Multi-parton interactions in pp collisions using charged-particle flattenicity with ALICE

TL;DR

This paper introduces a new event shape observable called flattenicity to classify pp collision events, enabling a clearer study of multi-parton interactions and collective effects without the bias of traditional multiplicity-based methods.

Contribution

The study proposes and applies flattenicity as a novel event classifier in pp collisions, improving the understanding of multi-parton interactions and small-system collectivity.

Findings

Flattenicity effectively selects minijet-enhanced events.

Particle spectra vary with flattenicity and multiplicity.

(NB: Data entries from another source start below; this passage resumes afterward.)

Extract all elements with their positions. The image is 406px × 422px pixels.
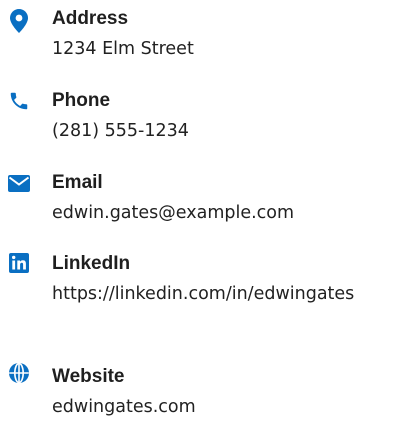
globe-icon xyxy=(6,360,32,386)
contact-value-website[interactable]: edwingates.com xyxy=(52,392,392,422)
envelope-icon xyxy=(6,170,32,196)
contact-value-email[interactable]: edwin.gates@example.com xyxy=(52,198,392,228)
linkedin-icon xyxy=(6,250,32,276)
contact-label-linkedin: LinkedIn xyxy=(52,253,131,274)
contact-value-phone: (281) 555-1234 xyxy=(52,121,189,141)
contact-label-address: Address xyxy=(52,8,129,29)
contact-label-phone: Phone xyxy=(52,90,111,111)
contact-label-email: Email xyxy=(52,172,103,193)
contact-label-website: Website xyxy=(52,366,125,387)
phone-icon xyxy=(6,88,32,114)
contact-value-address: 1234 Elm Street xyxy=(52,39,194,59)
contact-value-linkedin[interactable]: https://linkedin.com/in/edwingates xyxy=(52,279,392,309)
map-marker-icon xyxy=(6,8,32,34)
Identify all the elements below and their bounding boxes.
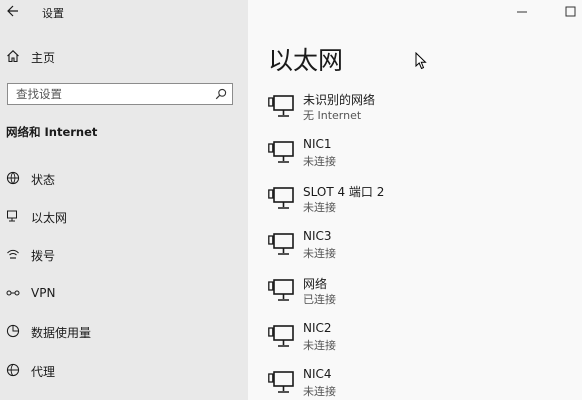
network-item[interactable]: NIC2 未连接	[268, 320, 508, 354]
ethernet-network-icon	[268, 279, 294, 301]
network-name: 未识别的网络	[303, 93, 376, 107]
ethernet-network-icon	[268, 95, 294, 117]
sidebar-item-label: 数据使用量	[31, 326, 92, 340]
network-status: 未连接	[303, 155, 336, 168]
sidebar-item-dialup[interactable]: 拨号	[0, 243, 248, 267]
data-usage-icon	[6, 324, 20, 338]
sidebar-item-ethernet[interactable]: 以太网	[0, 205, 248, 229]
sidebar-item-label: 以太网	[31, 211, 68, 225]
search-box[interactable]	[7, 83, 233, 105]
section-title: 网络和 Internet	[6, 125, 98, 139]
sidebar-item-home[interactable]: 主页	[0, 46, 248, 68]
back-arrow-icon[interactable]	[6, 3, 20, 19]
network-status: 未连接	[303, 339, 336, 352]
mouse-cursor-icon	[415, 52, 427, 70]
ethernet-icon	[7, 210, 17, 222]
sidebar-item-proxy[interactable]: 代理	[0, 359, 248, 383]
sidebar-item-vpn[interactable]: VPN	[0, 282, 248, 306]
ethernet-network-icon	[268, 371, 294, 393]
sidebar-item-data-usage[interactable]: 数据使用量	[0, 320, 248, 344]
network-name: NIC3	[303, 229, 332, 243]
maximize-button[interactable]	[542, 0, 582, 24]
ethernet-network-icon	[268, 325, 294, 347]
sidebar-item-label: 状态	[31, 173, 56, 187]
network-name: SLOT 4 端口 2	[303, 185, 385, 199]
ethernet-network-icon	[268, 141, 294, 163]
network-item[interactable]: NIC1 未连接	[268, 136, 508, 170]
network-item[interactable]: 未识别的网络 无 Internet	[268, 90, 508, 124]
sidebar-item-label: 拨号	[31, 249, 56, 263]
network-name: NIC2	[303, 321, 332, 335]
network-item[interactable]: 网络 已连接	[268, 274, 508, 308]
sidebar-item-label: VPN	[31, 286, 56, 300]
network-status: 未连接	[303, 201, 336, 214]
minimize-icon	[517, 11, 527, 13]
network-name: 网络	[303, 277, 328, 291]
search-icon[interactable]	[215, 88, 227, 100]
sidebar-item-label: 代理	[31, 365, 56, 379]
home-label: 主页	[31, 51, 56, 65]
ethernet-network-icon	[268, 187, 294, 209]
network-name: NIC4	[303, 367, 332, 381]
network-status: 未连接	[303, 385, 336, 398]
network-item[interactable]: SLOT 4 端口 2 未连接	[268, 182, 508, 216]
globe-icon	[6, 363, 20, 377]
minimize-button[interactable]	[502, 0, 542, 24]
network-item[interactable]: NIC3 未连接	[268, 228, 508, 262]
ethernet-network-icon	[268, 233, 294, 255]
dialup-icon	[7, 249, 19, 259]
network-status: 未连接	[303, 247, 336, 260]
globe-icon	[6, 171, 20, 185]
network-status: 已连接	[303, 293, 336, 306]
maximize-icon	[565, 6, 576, 17]
network-name: NIC1	[303, 137, 332, 151]
sidebar: 设置 主页 网络和 Internet 状态 以太网 拨号	[0, 0, 248, 400]
title-bar: 设置	[0, 0, 248, 24]
page-title: 以太网	[268, 46, 344, 75]
vpn-icon	[6, 290, 20, 296]
network-item[interactable]: NIC4 未连接	[268, 366, 508, 400]
search-input[interactable]	[8, 84, 216, 104]
sidebar-item-status[interactable]: 状态	[0, 167, 248, 191]
app-title: 设置	[42, 7, 64, 20]
network-status: 无 Internet	[303, 109, 362, 122]
home-icon	[7, 50, 19, 63]
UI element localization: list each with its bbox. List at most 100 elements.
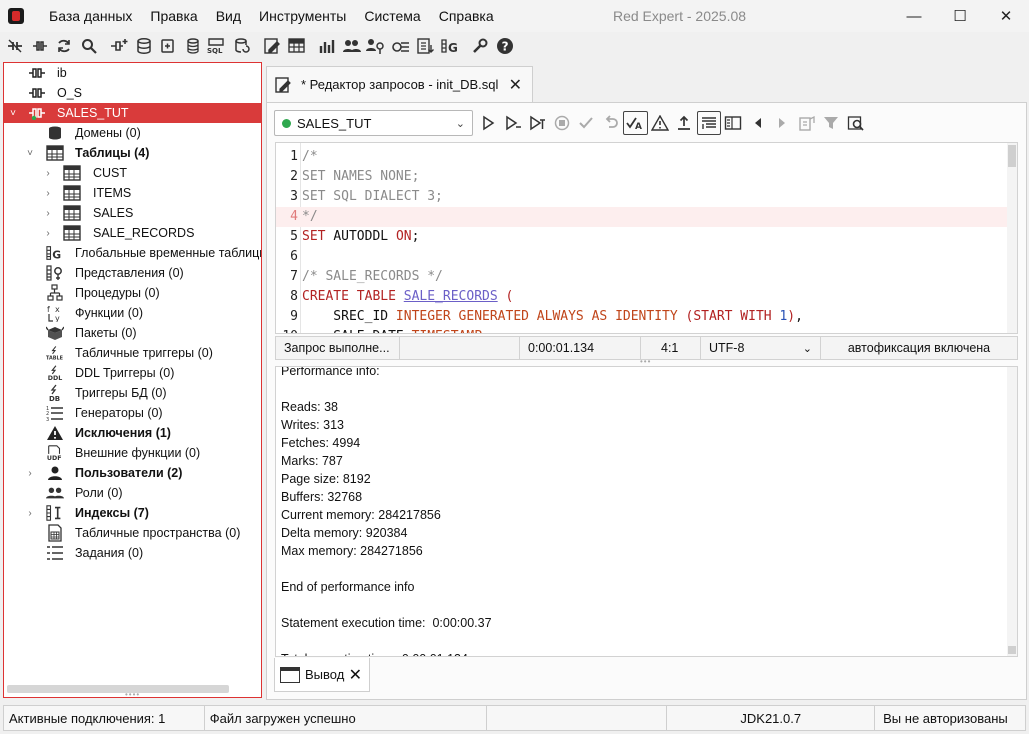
tree-item[interactable]: › SALE_RECORDS (4, 223, 261, 243)
tree-item[interactable]: › SALES (4, 203, 261, 223)
warning-icon[interactable] (648, 111, 673, 135)
sql-code-editor[interactable]: 1/* 2 SET NAMES NONE; 3 SET SQL DIALECT 3;… (275, 142, 1018, 334)
database-icon[interactable] (132, 34, 157, 58)
tree-item[interactable]: Процедуры (0) (4, 283, 261, 303)
tree-item[interactable]: TABLE Табличные триггеры (0) (4, 343, 261, 363)
edit-icon[interactable] (260, 34, 285, 58)
user-manager-icon[interactable] (340, 34, 365, 58)
connect-icon[interactable] (28, 34, 53, 58)
minimize-button[interactable]: — (891, 0, 937, 32)
history-icon[interactable] (795, 111, 820, 135)
output-line: Fetches: 4994 (281, 436, 361, 450)
menu-database[interactable]: База данных (40, 0, 141, 32)
jdk-version: JDK21.0.7 (667, 706, 876, 730)
reconnect-icon[interactable] (52, 34, 77, 58)
tree-item[interactable]: Исключения (1) (4, 423, 261, 443)
tree-item[interactable]: › Индексы (7) (4, 503, 261, 523)
tree-item[interactable]: › CUST (4, 163, 261, 183)
gtt-icon[interactable]: G (438, 34, 463, 58)
commit-icon[interactable] (574, 111, 599, 135)
disconnect-all-icon[interactable] (3, 34, 28, 58)
rollback-icon[interactable] (599, 111, 624, 135)
chevron-right-icon[interactable]: › (43, 168, 53, 179)
upload-icon[interactable] (672, 111, 697, 135)
execute-step-icon[interactable] (501, 111, 526, 135)
sql-icon[interactable]: SQL (205, 34, 230, 58)
tree-item[interactable]: Табличные пространства (0) (4, 523, 261, 543)
exception-icon (46, 425, 64, 441)
tree-item[interactable]: › ITEMS (4, 183, 261, 203)
chevron-right-icon[interactable]: › (43, 208, 53, 219)
connection-active-icon (28, 105, 46, 121)
chevron-down-icon[interactable]: ˅ (8, 108, 18, 119)
statistics-icon[interactable] (315, 34, 340, 58)
tree-item[interactable]: › Пользователи (2) (4, 463, 261, 483)
table-grid-icon[interactable] (285, 34, 310, 58)
chevron-right-icon[interactable]: › (43, 188, 53, 199)
profiler-icon[interactable] (389, 34, 414, 58)
tree-item[interactable]: G Глобальные временные таблицы (4, 243, 261, 263)
table-icon (63, 225, 81, 241)
tab-output[interactable]: Вывод ✕ (274, 658, 370, 692)
grants-icon[interactable] (364, 34, 389, 58)
splitter-grip[interactable]: ••• (640, 357, 651, 366)
tree-item-label: Генераторы (0) (75, 406, 163, 420)
encoding-select[interactable]: UTF-8 ⌄ (701, 337, 821, 359)
tree-item[interactable]: Домены (0) (4, 123, 261, 143)
tree-item[interactable]: DDL DDL Триггеры (0) (4, 363, 261, 383)
search-icon[interactable] (77, 34, 102, 58)
maximize-button[interactable]: ☐ (937, 0, 983, 32)
tree-item[interactable]: O_S (4, 83, 261, 103)
output-vertical-scrollbar[interactable] (1007, 367, 1017, 656)
inspect-icon[interactable] (844, 111, 869, 135)
menu-view[interactable]: Вид (207, 0, 250, 32)
tab-query-editor[interactable]: * Редактор запросов - init_DB.sql ✕ (266, 66, 533, 102)
close-tab-icon[interactable]: ✕ (509, 75, 522, 95)
menu-help[interactable]: Справка (430, 0, 503, 32)
chevron-down-icon[interactable]: ˅ (25, 148, 35, 159)
chevron-right-icon[interactable]: › (25, 468, 35, 479)
active-connections: Активные подключения: 1 (4, 706, 205, 730)
editor-vertical-scrollbar[interactable] (1007, 143, 1017, 333)
new-connection-icon[interactable] (107, 34, 132, 58)
chevron-right-icon[interactable]: › (43, 228, 53, 239)
connection-select[interactable]: SALES_TUT ⌄ (274, 110, 473, 136)
menu-edit[interactable]: Правка (141, 0, 206, 32)
execute-icon[interactable] (476, 111, 501, 135)
prev-icon[interactable] (746, 111, 771, 135)
toggle-panel-icon[interactable] (721, 111, 746, 135)
code-line-current: 4 */ (276, 207, 1008, 227)
tree-item[interactable]: ib (4, 63, 261, 83)
autocommit-icon[interactable]: A (623, 111, 648, 135)
tree-item[interactable]: f x y Функции (0) (4, 303, 261, 323)
tree-item[interactable]: Роли (0) (4, 483, 261, 503)
chevron-right-icon[interactable]: › (25, 508, 35, 519)
tree-item[interactable]: 1 2 3 Генераторы (0) (4, 403, 261, 423)
backup-icon[interactable] (230, 34, 255, 58)
menu-tools[interactable]: Инструменты (250, 0, 355, 32)
next-icon[interactable] (770, 111, 795, 135)
tree-item[interactable]: UDF Внешние функции (0) (4, 443, 261, 463)
tree-item[interactable]: ˅ Таблицы (4) (4, 143, 261, 163)
help-icon[interactable]: ? (493, 34, 518, 58)
stop-icon[interactable] (550, 111, 575, 135)
tree-item[interactable]: Задания (0) (4, 543, 261, 563)
encoding-value: UTF-8 (709, 341, 745, 355)
plan-icon[interactable] (696, 111, 721, 135)
tree-item[interactable]: DB Триггеры БД (0) (4, 383, 261, 403)
register-db-icon[interactable] (181, 34, 206, 58)
tree-item[interactable]: Пакеты (0) (4, 323, 261, 343)
close-window-button[interactable]: ✕ (983, 0, 1029, 32)
export-icon[interactable] (413, 34, 438, 58)
tree-item-label: ITEMS (93, 186, 132, 200)
tree-resize-grip[interactable]: •••• (125, 690, 140, 697)
menu-system[interactable]: Система (355, 0, 429, 32)
tools-icon[interactable] (468, 34, 493, 58)
create-db-icon[interactable] (156, 34, 181, 58)
tree-item[interactable]: ˅ SALES_TUT (4, 103, 261, 123)
execute-script-icon[interactable] (525, 111, 550, 135)
close-output-icon[interactable]: ✕ (349, 665, 362, 685)
tree-item[interactable]: Представления (0) (4, 263, 261, 283)
filter-icon[interactable] (819, 111, 844, 135)
tree-horizontal-scrollbar[interactable] (7, 685, 229, 693)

Results show differences between PYTHIA 8 and EPOS LHC predictions.

Abstract

Event classifiers based either on the charged-particle multiplicity or on event topologies, such as spherocity and underlying event, became very useful tools to study collective-like behaviors in small collision systems. However, multiplicity-based event classifiers were shown to bias the data sample in a way that can obscure the effects of multi-parton interactions, and, this way, make it difficult to pin down the origins of small-system collectivity. In this proceedings, the measurement of the transverse momentum ($p_{\mathrm{T}}$) spectra of primary charged pions, kaons, (anti)protons and unidentified hadrons in inelastic pp collisions at $\sqrt{s}=13~\mathrm{TeV}$ are reported. Events are classified using a novel event shape observable, flattenicity, that was proposed to select minijet-enhanced pp collisions. Particle production is studied as a function of flattenicity and double-differentially as a function of flattenicity and charged-particle multiplicity. The results are compared with theoretical predictions from the PYTHIA 8 and EPOS LHC Monte Carlo models.